The addition of Statutory Neonatal Care Pay to the mandatory P60 fields in recent years illustrates how the certificate keeps pace with expanding statutory obligations. Payroll software must remain aligned with the current HMRC field specification to ensure every P60 issued is complete and will be accepted by the third parties employees present it to.
Frequently asked questions
What is the difference between a P60 and a P45?
A P60 is issued annually to every employee still in employment on 5 April and covers the full tax year. A P45 is issued when an employee leaves a job and covers the period from 6 April to the date of departure. An employee cannot receive both documents from the same employer for the same period [6]. For a full explanation of the P45, see the Moonworkers guide to what a P45 is.
Does every employee get a P60?
Only employees still in employment on 5 April receive a P60 [1]. Employees who left during the tax year receive a P45 at departure instead. Employees on sick leave, maternity leave or parental leave who have not formally left employment are still in scope for a P60, regardless of whether they received taxable pay during the year.
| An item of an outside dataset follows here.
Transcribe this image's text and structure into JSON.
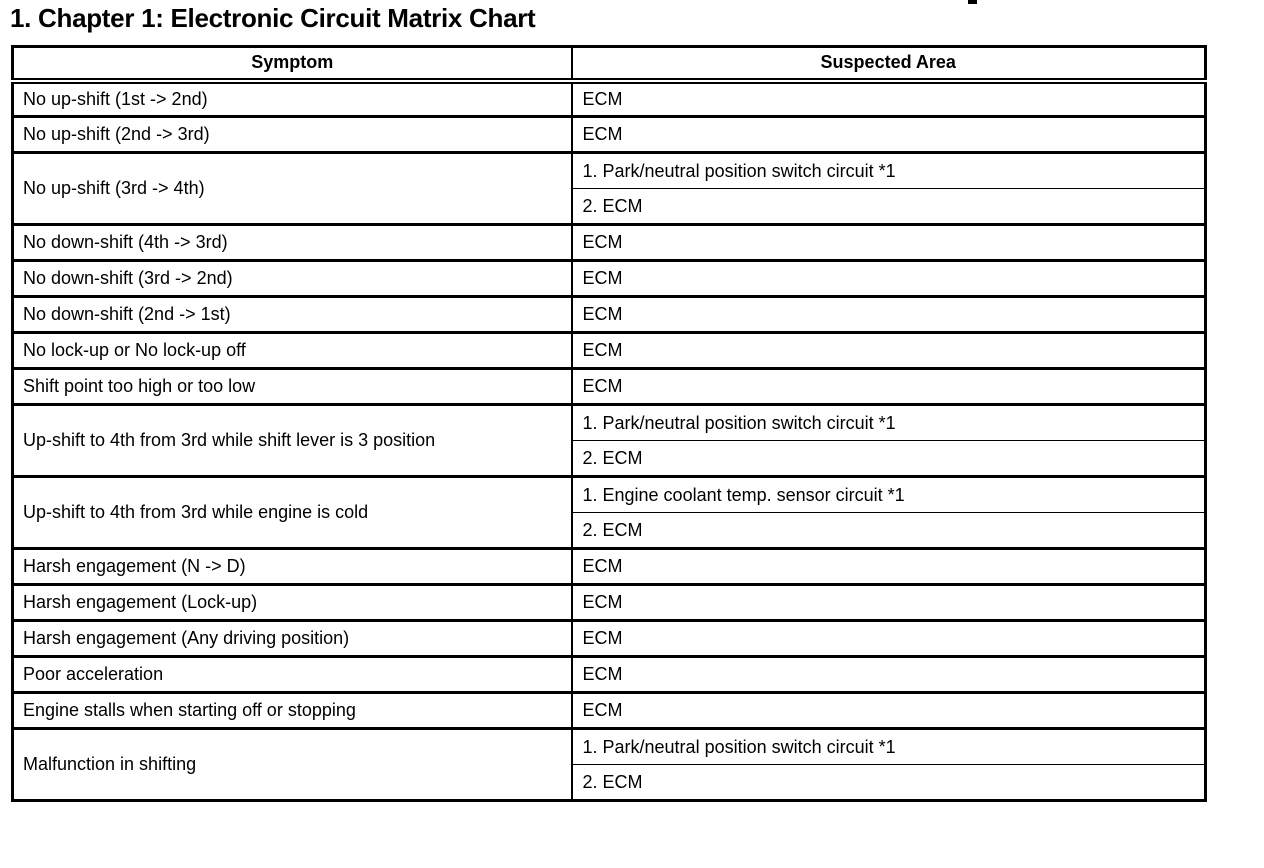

Can an employer issue a digital P60?
A digital P60 is fully legal in the UK and has been accepted by HMRC for a number of years [2]. The employer must ensure the employee can access, print or share the digital document as required. Most mortgage lenders now accept a PDF equivalent, provided it contains all mandatory fields. Some lenders may also request supporting payslips for the same period.
What should an employee do if their P60 shows the wrong income figure?
The employee should contact the employer's payroll team to identify the source of the discrepancy. Where the payroll records are wrong, the employer corrects the underlying payrun, submits any necessary Real Time Information amendments to HMRC, and reissues the P60 marked "Replacement" [5]. Where the employee believes the employer's records are correct but HMRC's own records differ, the employee can raise a query through the HMRC personal tax account or the Self Assessment telephone helpline.